Funded by the Feds though. And the provinces aren’t the ones refusing to change draconian and mind numbingly bad laws that basically prohibit foreign doctors from practising here. I’ve got a friend - who’s Canadian - and a surgeon living in Washington State who desperately wants to move back to Canada to practice but can’t because he can’t afford the time it would take to get re-accredited as per Canadian regulations. This guy went to Princeton and is one of the more respected guys in his field and we’re just letting him walk Can’t wait for Pierre to lead this country :wink:
yup... and there's a hundred different therapy services available as preventatives at jsut as many entry points. I mean, they've even at least taught me the basics of IS PATH WARM at the drop in because I interact with that particular at risk sector... Part of the job is to be able to spot the prolonged demeanor changes, etc. and kick it over to an actual social worker... But that's kind of an aside here... we're talking the ultimate expression of personal autonomy for everyone and anyone, regardless. So I'm also thinking of how many people don't off themselves simply because the last thread is knowing someone they care about will be the poor schmuck to find the bloated corpse. Attempting to get the "legal" option is again, going to fast track them to proper help/assessment. How many suicides do those left behind say shit like "If only I'd known/they'd said something...". MaiD kind of requires them to. <edit to add link... learn this shit like you learn first aid and CPR>
Except they do, and it's in the articles I posted for you, many of them centrist, liberal, and left wing just to cover the bases. From CBC.ca CTV News.ca Global News.ca Left Voice.org Associated Press Canadian Sociological Association The article below does a better job explaining what I'm saying, in that the issue goes beyond just MAID itself, but is systemic in how disabled people, and people in poverty (the two overlap) are treated in how they can be killed rather than what can be done to keep them alive if they had better options available: Source: https://www.cbc.ca/news/opinion/opinion-medical-assistance-in-dying-disabled-thurley-1.6750796 Hence why I am saying that it's fine if a person has a terminal illness and has chosen to end their suffering via euthanasia, but the fact is that by widening the qualifications for MAID to include disabled people, and in doing so come across that overlap of people in poverty (not to mention how much of that disability is directly aggravated and deepened by poverty), instead of addressing the needs of these disabled people while they are alive, just treats the symptom and not the problem itself, and it does so by eliminating the symptom, which just so happens to be another human being. You may have your reasons for finding that course of action preferable to just addressing their needs, I just don't share in them.

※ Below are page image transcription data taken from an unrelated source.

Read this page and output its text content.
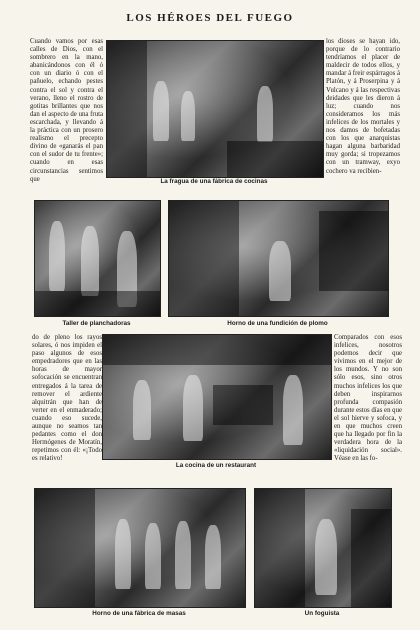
LOS HÉROES DEL FUEGO
Cuando vamos por esas calles de Dios, con el sombrero en la mano, abanicándonos con él ó con un diario ó con el pañuelo, echando pestes contra el sol y contra el verano, lleno el rostro de gotitas brillantes que nos dan el aspecto de una fruta escarchada, y llevando á la práctica con un prosero realismo el precepto divino de «ganarás el pan con el sudor de tu frente»; cuando en esas circunstancias sentimos que	La fragua de una fábrica de cocinas
los dioses se hayan ido, porque de lo contrario tendríamos el placer de maldecir de todos ellos, y mandar á freir espárragos á Platón, y á Proserpina y á Vulcano y á las respectivas deidades que les dieron á luz; cuando nos consideramos los más infelices de los mortales y nos damos de bofetadas con los que anarquistas hagan alguna barbaridad muy gorda; si tropezamos con un tramway, exyo cochero va recibien-
Taller de planchadoras	Horno de una fundición de plomo
do de pleno los rayos solares, ó nos impiden el paso algunos de esos empedradores que en las horas de mayor sofocación se encuentran entregados á la tarea de remover el ardiente alquitrán que han de verter en el enmaderado; cuando eso sucede, aunque no seamos tan pedantes como el don Hermógenes de Moratín, repetimos con él: «¡Todo es relativo!
La cocina de un restaurant
Comparados con esos infelices, nosotros podemos decir que vivimos en el mejor de los mundos. Y no son sólo esos, sino otros muchos infelices los que deben inspirarnos profunda compasión durante estos días en que el sol hierve y sofoca, y en que muchos creen que ha llegado por fin la verdadera hora de la «liquidación social». Véase en las fo-
Horno de una fábrica de masas	Un foguista
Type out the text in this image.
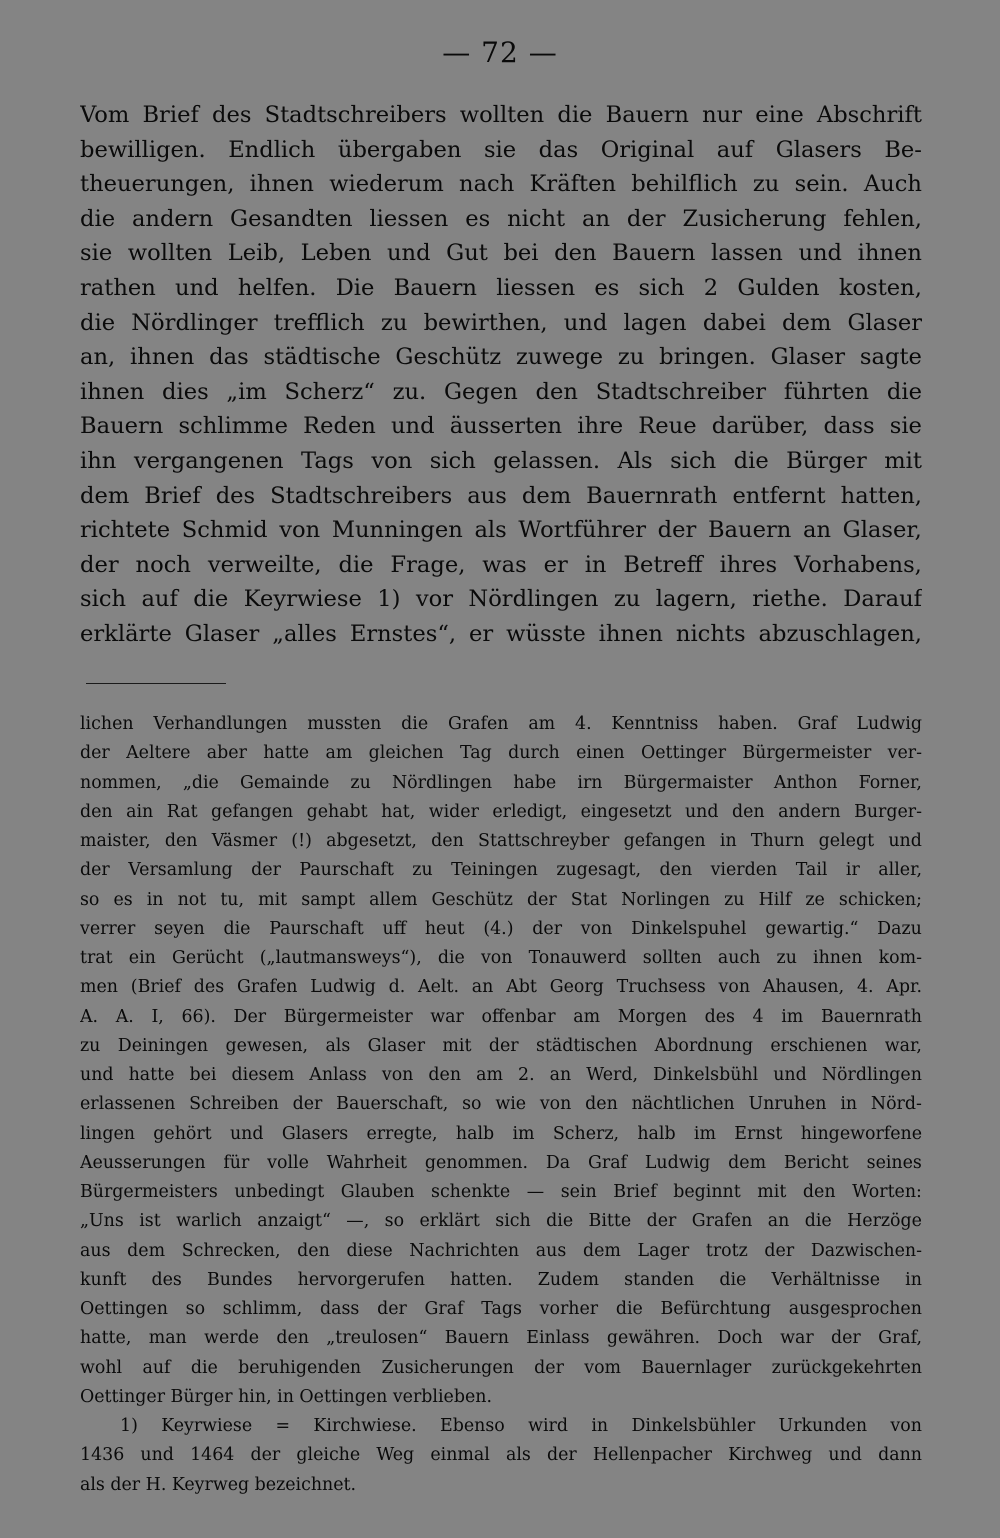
— 72 —
Vom Brief des Stadtschreibers wollten die Bauern nur eine Abschrift
bewilligen. Endlich übergaben sie das Original auf Glasers Be-
theuerungen, ihnen wiederum nach Kräften behilflich zu sein. Auch
die andern Gesandten liessen es nicht an der Zusicherung fehlen,
sie wollten Leib, Leben und Gut bei den Bauern lassen und ihnen
rathen und helfen. Die Bauern liessen es sich 2 Gulden kosten,
die Nördlinger trefflich zu bewirthen, und lagen dabei dem Glaser
an, ihnen das städtische Geschütz zuwege zu bringen. Glaser sagte
ihnen dies „im Scherz“ zu. Gegen den Stadtschreiber führten die
Bauern schlimme Reden und äusserten ihre Reue darüber, dass sie
ihn vergangenen Tags von sich gelassen. Als sich die Bürger mit
dem Brief des Stadtschreibers aus dem Bauernrath entfernt hatten,
richtete Schmid von Munningen als Wortführer der Bauern an Glaser,
der noch verweilte, die Frage, was er in Betreff ihres Vorhabens,
sich auf die Keyrwiese 1) vor Nördlingen zu lagern, riethe. Darauf
erklärte Glaser „alles Ernstes“, er wüsste ihnen nichts abzuschlagen,
lichen Verhandlungen mussten die Grafen am 4. Kenntniss haben. Graf Ludwig
der Aeltere aber hatte am gleichen Tag durch einen Oettinger Bürgermeister ver-
nommen, „die Gemainde zu Nördlingen habe irn Bürgermaister Anthon Forner,
den ain Rat gefangen gehabt hat, wider erledigt, eingesetzt und den andern Burger-
maister, den Väsmer (!) abgesetzt, den Stattschreyber gefangen in Thurn gelegt und
der Versamlung der Paurschaft zu Teiningen zugesagt, den vierden Tail ir aller,
so es in not tu, mit sampt allem Geschütz der Stat Norlingen zu Hilf ze schicken;
verrer seyen die Paurschaft uff heut (4.) der von Dinkelspuhel gewartig.“ Dazu
trat ein Gerücht („lautmansweys“), die von Tonauwerd sollten auch zu ihnen kom-
men (Brief des Grafen Ludwig d. Aelt. an Abt Georg Truchsess von Ahausen, 4. Apr.
A. A. I, 66). Der Bürgermeister war offenbar am Morgen des 4 im Bauernrath
zu Deiningen gewesen, als Glaser mit der städtischen Abordnung erschienen war,
und hatte bei diesem Anlass von den am 2. an Werd, Dinkelsbühl und Nördlingen
erlassenen Schreiben der Bauerschaft, so wie von den nächtlichen Unruhen in Nörd-
lingen gehört und Glasers erregte, halb im Scherz, halb im Ernst hingeworfene
Aeusserungen für volle Wahrheit genommen. Da Graf Ludwig dem Bericht seines
Bürgermeisters unbedingt Glauben schenkte — sein Brief beginnt mit den Worten:
„Uns ist warlich anzaigt“ —, so erklärt sich die Bitte der Grafen an die Herzöge
aus dem Schrecken, den diese Nachrichten aus dem Lager trotz der Dazwischen-
kunft des Bundes hervorgerufen hatten. Zudem standen die Verhältnisse in
Oettingen so schlimm, dass der Graf Tags vorher die Befürchtung ausgesprochen
hatte, man werde den „treulosen“ Bauern Einlass gewähren. Doch war der Graf,
wohl auf die beruhigenden Zusicherungen der vom Bauernlager zurückgekehrten
Oettinger Bürger hin, in Oettingen verblieben.
1) Keyrwiese = Kirchwiese. Ebenso wird in Dinkelsbühler Urkunden von
1436 und 1464 der gleiche Weg einmal als der Hellenpacher Kirchweg und dann
als der H. Keyrweg bezeichnet.
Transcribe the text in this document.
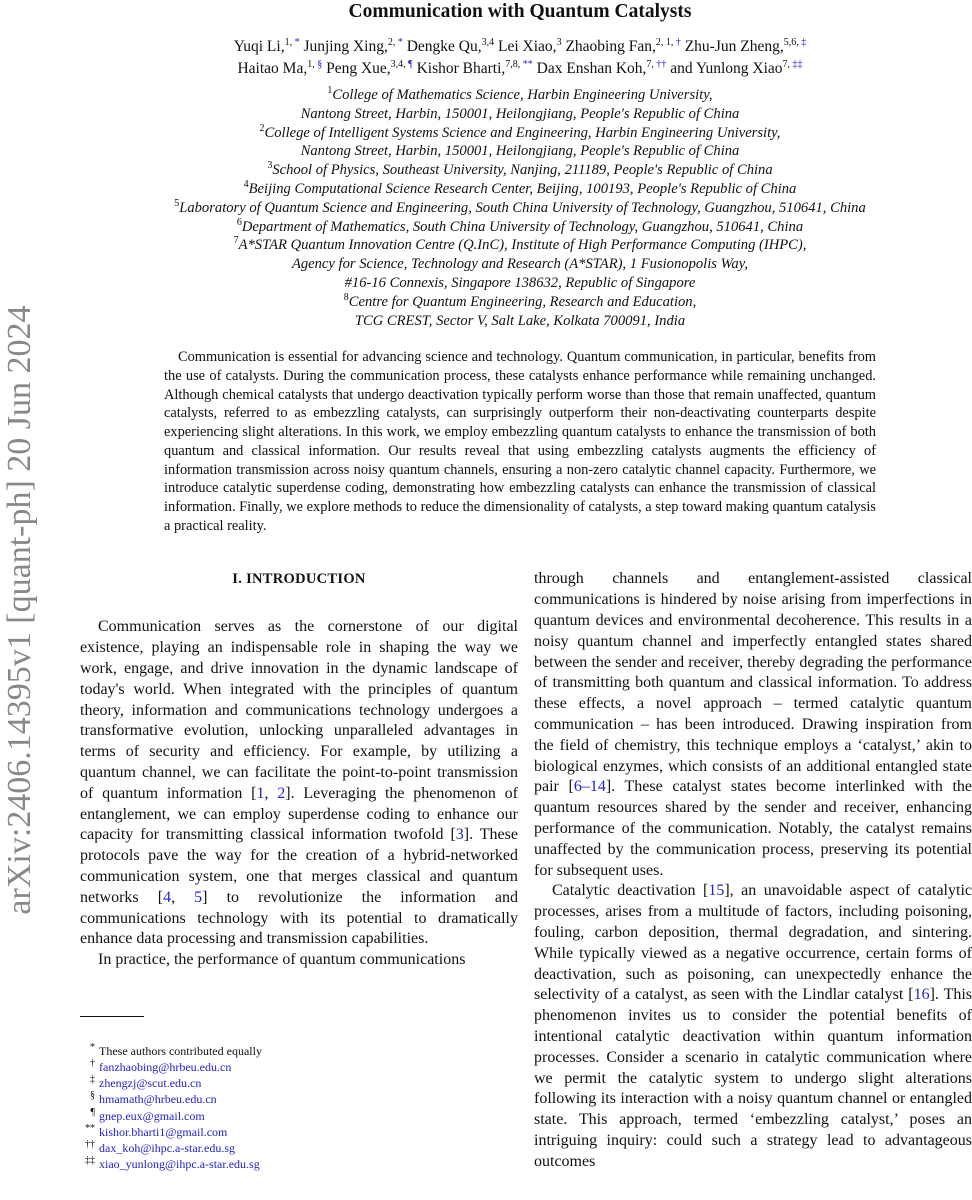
arXiv:2406.14395v1 [quant-ph] 20 Jun 2024
Communication with Quantum Catalysts
Yuqi Li,$^{1, *}$ Junjing Xing,$^{2, *}$ Dengke Qu,$^{3,4}$ Lei Xiao,$^3$ Zhaobing Fan,$^{2, 1, \dagger}$ Zhu-Jun Zheng,$^{5,6, \ddagger}$
Haitao Ma,$^{1, \S}$ Peng Xue,$^{3,4, \P}$ Kishor Bharti,$^{7,8, **}$ Dax Enshan Koh,$^{7, \dagger\dagger}$ and Yunlong Xiao$^{7, \ddagger\ddagger}$
$^1$College of Mathematics Science, Harbin Engineering University,
Nantong Street, Harbin, 150001, Heilongjiang, People's Republic of China
$^2$College of Intelligent Systems Science and Engineering, Harbin Engineering University,
Nantong Street, Harbin, 150001, Heilongjiang, People's Republic of China
$^3$School of Physics, Southeast University, Nanjing, 211189, People's Republic of China
$^4$Beijing Computational Science Research Center, Beijing, 100193, People's Republic of China
$^5$Laboratory of Quantum Science and Engineering, South China University of Technology, Guangzhou, 510641, China
$^6$Department of Mathematics, South China University of Technology, Guangzhou, 510641, China
$^7$A*STAR Quantum Innovation Centre (Q.InC), Institute of High Performance Computing (IHPC),
Agency for Science, Technology and Research (A*STAR), 1 Fusionopolis Way,
#16-16 Connexis, Singapore 138632, Republic of Singapore
$^8$Centre for Quantum Engineering, Research and Education,
TCG CREST, Sector V, Salt Lake, Kolkata 700091, India
Communication is essential for advancing science and technology. Quantum communication, in particular, benefits from the use of catalysts. During the communication process, these catalysts enhance performance while remaining unchanged. Although chemical catalysts that undergo deactivation typically perform worse than those that remain unaffected, quantum catalysts, referred to as embezzling catalysts, can surprisingly outperform their non-deactivating counterparts despite experiencing slight alterations. In this work, we employ embezzling quantum catalysts to enhance the transmission of both quantum and classical information. Our results reveal that using embezzling catalysts augments the efficiency of information transmission across noisy quantum channels, ensuring a non-zero catalytic channel capacity. Furthermore, we introduce catalytic superdense coding, demonstrating how embezzling catalysts can enhance the transmission of classical information. Finally, we explore methods to reduce the dimensionality of catalysts, a step toward making quantum catalysis a practical reality.
I. INTRODUCTION

Communication serves as the cornerstone of our digital existence, playing an indispensable role in shaping the way we work, engage, and drive innovation in the dynamic landscape of today's world. When integrated with the principles of quantum theory, information and communications technology undergoes a transformative evolution, unlocking unparalleled advantages in terms of security and efficiency. For example, by utilizing a quantum channel, we can facilitate the point-to-point transmission of quantum information [1, 2]. Leveraging the phenomenon of entanglement, we can employ superdense coding to enhance our capacity for transmitting classical information twofold [3]. These protocols pave the way for the creation of a hybrid-networked communication system, one that merges classical and quantum networks [4, 5] to revolutionize the information and communications technology with its potential to dramatically enhance data processing and transmission capabilities.

In practice, the performance of quantum communications

* These authors contributed equally
† fanzhaobing@hrbeu.edu.cn
‡ zhengzj@scut.edu.cn
§ hmamath@hrbeu.edu.cn
¶ gnep.eux@gmail.com
** kishor.bharti1@gmail.com
†† dax_koh@ihpc.a-star.edu.sg
‡‡ xiao_yunlong@ihpc.a-star.edu.sg

through channels and entanglement-assisted classical communications is hindered by noise arising from imperfections in quantum devices and environmental decoherence. This results in a noisy quantum channel and imperfectly entangled states shared between the sender and receiver, thereby degrading the performance of transmitting both quantum and classical information. To address these effects, a novel approach – termed catalytic quantum communication – has been introduced. Drawing inspiration from the field of chemistry, this technique employs a ‘catalyst,’ akin to biological enzymes, which consists of an additional entangled state pair [6–14]. These catalyst states become interlinked with the quantum resources shared by the sender and receiver, enhancing performance of the communication. Notably, the catalyst remains unaffected by the communication process, preserving its potential for subsequent uses.

Catalytic deactivation [15], an unavoidable aspect of catalytic processes, arises from a multitude of factors, including poisoning, fouling, carbon deposition, thermal degradation, and sintering. While typically viewed as a negative occurrence, certain forms of deactivation, such as poisoning, can unexpectedly enhance the selectivity of a catalyst, as seen with the Lindlar catalyst [16]. This phenomenon invites us to consider the potential benefits of intentional catalytic deactivation within quantum information processes. Consider a scenario in catalytic communication where we permit the catalytic system to undergo slight alterations following its interaction with a noisy quantum channel or entangled state. This approach, termed ‘embezzling catalyst,’ poses an intriguing inquiry: could such a strategy lead to advantageous outcomes
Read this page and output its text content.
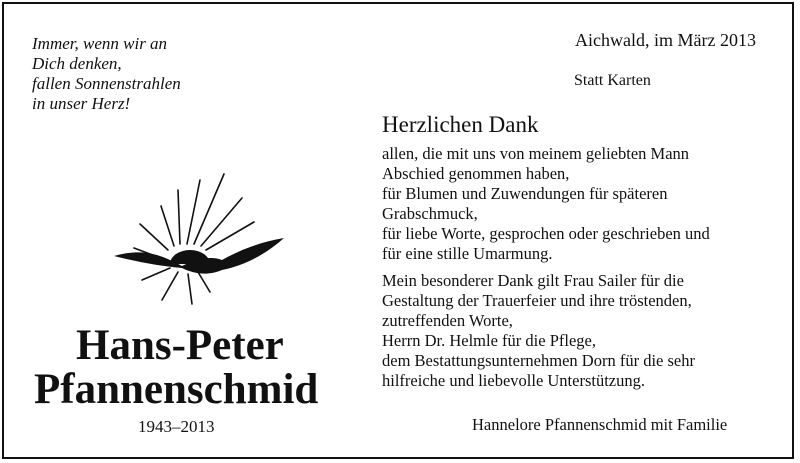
Immer, wenn wir an
Dich denken,
fallen Sonnenstrahlen
in unser Herz!
Aichwald, im März 2013
Statt Karten
Herzlichen Dank
allen, die mit uns von meinem geliebten Mann
Abschied genommen haben,
für Blumen und Zuwendungen für späteren
Grabschmuck,
für liebe Worte, gesprochen oder geschrieben und
für eine stille Umarmung.
Mein besonderer Dank gilt Frau Sailer für die
Gestaltung der Trauerfeier und ihre tröstenden,
zutreffenden Worte,
Herrn Dr. Helmle für die Pflege,
dem Bestattungsunternehmen Dorn für die sehr
hilfreiche und liebevolle Unterstützung.
Hans-Peter
Pfannenschmid
1943–2013	Hannelore Pfannenschmid mit Familie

Yeah, I'd scream it with you that our welfare and disability rates are a cruel joke. Compounded by the fact that in Ontario most have to live near or in a couple of the cities to get appropriate health care (although they do cover travel expenses). The wealth gap even within the fully employed has driven the most basic costs out of reach... my ex's place is gettign demo'd for condos... not sure she's going to be able to stay in the city despite clearing $60K. I know if I ever lost this rent controlled place of mine, I'd be fucked.